DEMI PORTION : « Écrire, c’est un combat »

By / akim /

DEMI PORTION

« Écrire, c’est un combat »

Il y a dans ses yeux tout l’amour de la Méditerranée. Dans sa voix, une tendresse enfouie et la sagesse d’un artiste aguerri. Rachid Daif alias Demi Portion poursuit son long chemin entrepris il y a près de 20 ans… date de sa rencontre avec le mouvement hip-hop et l’ouverture de son premier dico. Entretien avec un trentenaire bien dans ses pompes, à la sortie de son show du 11 août dernier au No Logo Festival à Fraisans dans le Jura. 

Le rap occupe votre quotidien depuis vos 16 ans.
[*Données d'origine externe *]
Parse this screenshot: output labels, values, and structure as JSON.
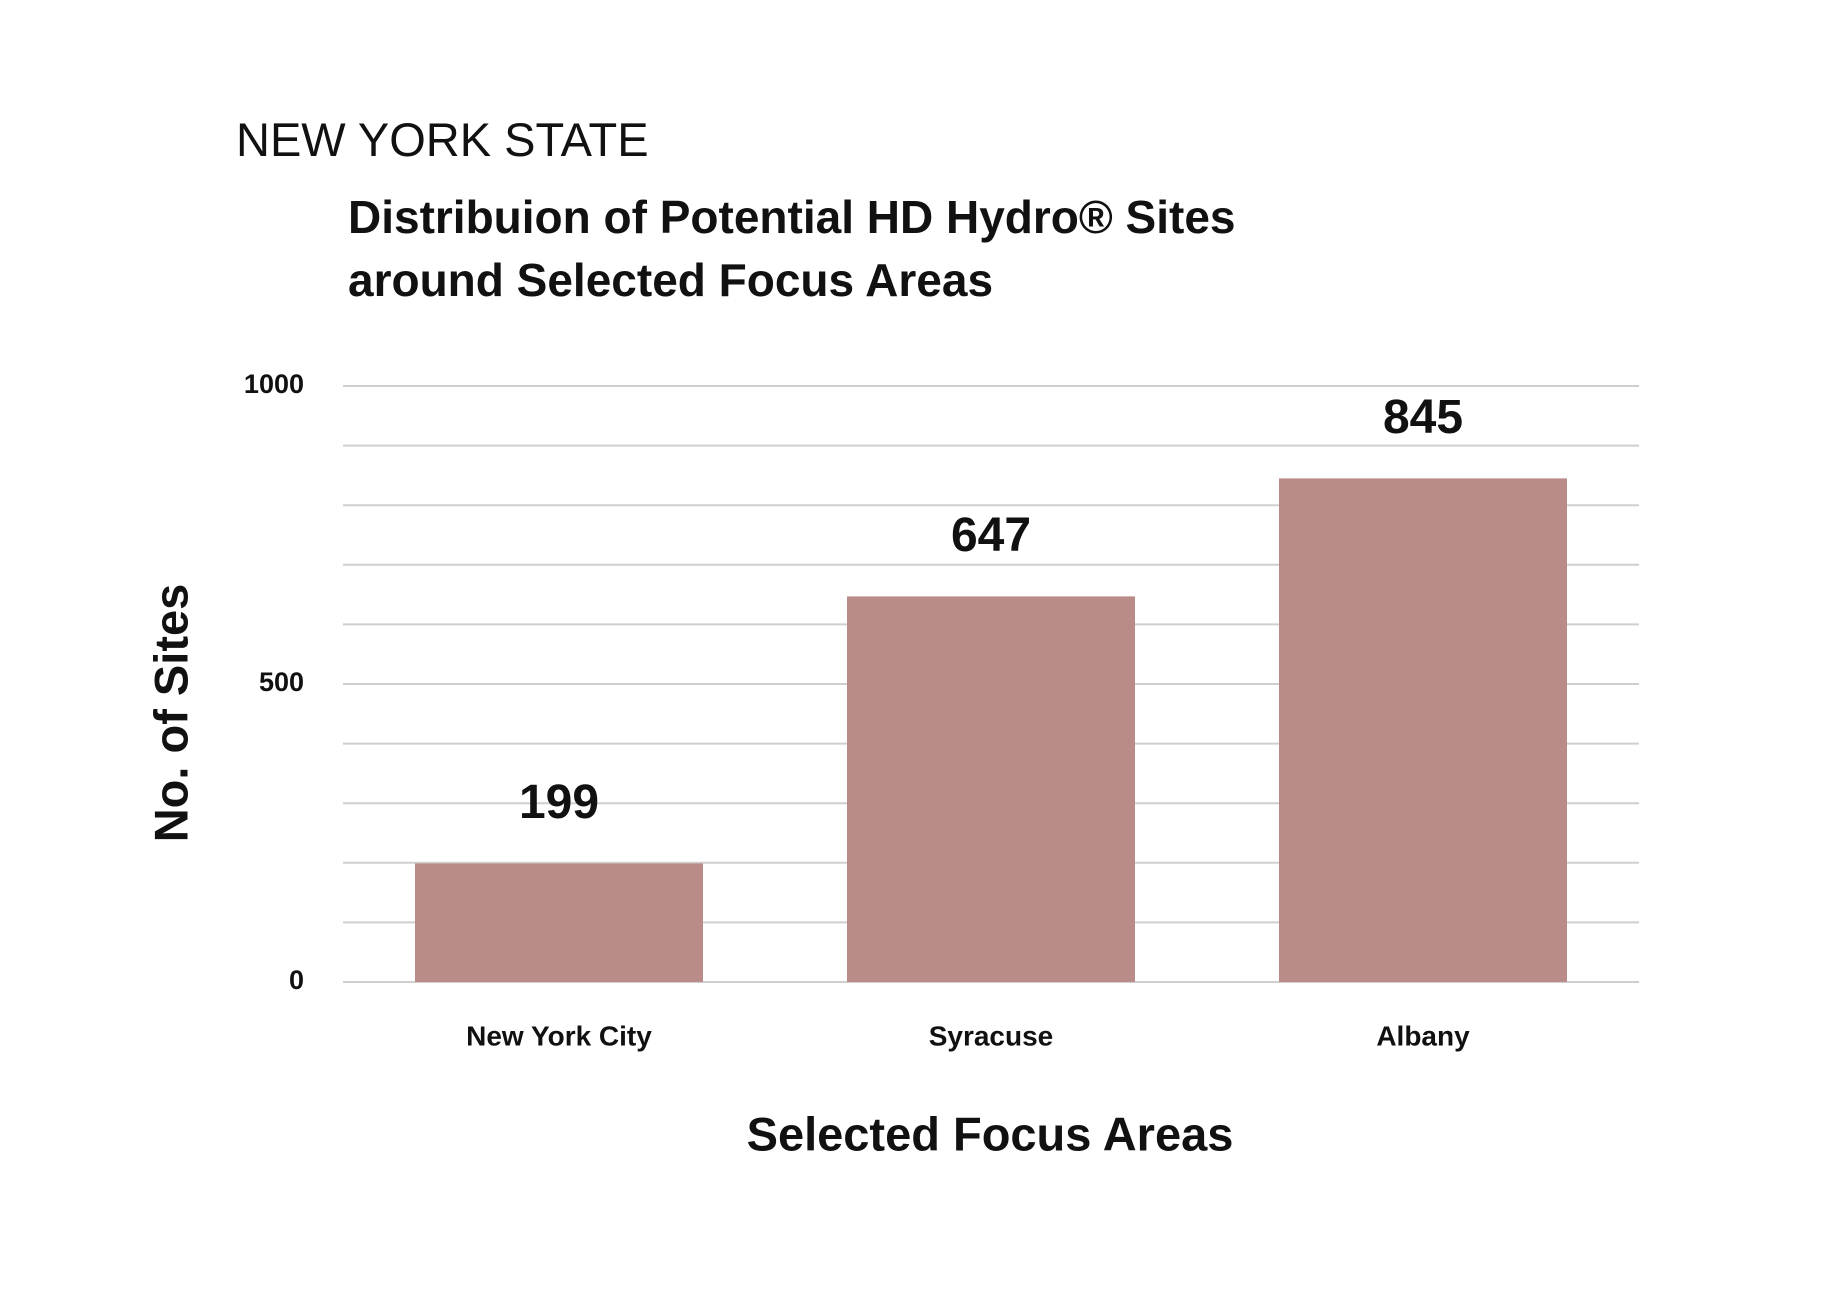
{
  "chart_data": {
    "type": "bar",
    "title": "NEW YORK STATE",
    "subtitle": "Distribuion of Potential HD Hydro® Sites around Selected Focus Areas",
    "x_label": "Selected Focus Areas",
    "y_label": "No. of Sites",
    "categories": [
      "New York City",
      "Syracuse",
      "Albany"
    ],
    "values": [
      199,
      647,
      845
    ],
    "color": "#b98b89",
    "ylim": [
      0,
      1000
    ],
    "yticks": [
      0,
      500,
      1000
    ],
    "yminorticks": [
      100,
      200,
      300,
      400,
      600,
      700,
      800,
      900
    ],
    "grid": true
  }
}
Quel a été le déclic ?

Ce qui m’a plu dans le rap, c’est  le breakdance au départ. J’en faisais un peu. Après on est rentré dans un atelier d’écriture. On a commencé à avoir des platines, à faire un peu de graff, on touchait à tout ce qu’il y avait au sein de la culture hip-hop. J’écoutais beaucoup de rap américain. J’ai commencé à être fasciné très jeune. En 1996, j’ai fait ma toute première scène. Deux minutes sur scène, c’était comme si j’avais fait une heure.

Votre nom circule aujourd’hui un peu partout en France. D’Oxmo Puccino à Kery James, de nombreux grands noms du rap ont salué votre travail. Ça vous fait quoi ? C’était beaucoup plus difficile à l’époque. Aujourd’hui, il y a les réseaux sociaux. Mais on fait beaucoup, beaucoup de terrain. J’essaie de prendre beaucoup de recul. Cela me nourrit de ne pas speeder. Par contre, je bosse, toujours, pour la passion, pour le live. On kiffe l’aventure. On la vit au maximum.

 

Que représente le rap pour vous ?

Le rap, c’est ma vie. Je me réveille, je ne le calcule pas. Le rap, c’est un état d’esprit qui est dans ma tête depuis tout petit. Je ne suis ni un ancien, ni un nouveau. Il y a le patrimoine, Kery, IAM, Raggasonic. Et nous, on est les petits bébés. On essaie de montrer que c’est possible de le faire malgré les grosses machines Apple, Coca ou Mc Donald’s. Nous, nous sommes à côté. Les petits snacks avec le petit hamburger qui fait plaisir. Et si dans le menu, il y a une petite boisson, une petite frite, des petites sauces qui font plaisir, si on nous aide, ça aidera toujours pour s’ouvrir dans la dégustation. Pour que cela ne soit pas fade, histoire de nourrir la chose. La musique est une recette. Écrire, c’est un combat. Cela n’a jamais été facile de faire du rap. On ne sera ni Jay-Z, ni Nas. On fait notre musique et ça me suffit.

«Nous, nous sommes à côté.
Les petits snacks avec le petit hamburger qui fait plaisir»
«Comme dans toutes les villes de France, il y a toujours un petit coin, une petite Zup»

C’est pourquoi vous êtes si attaché à Sète ?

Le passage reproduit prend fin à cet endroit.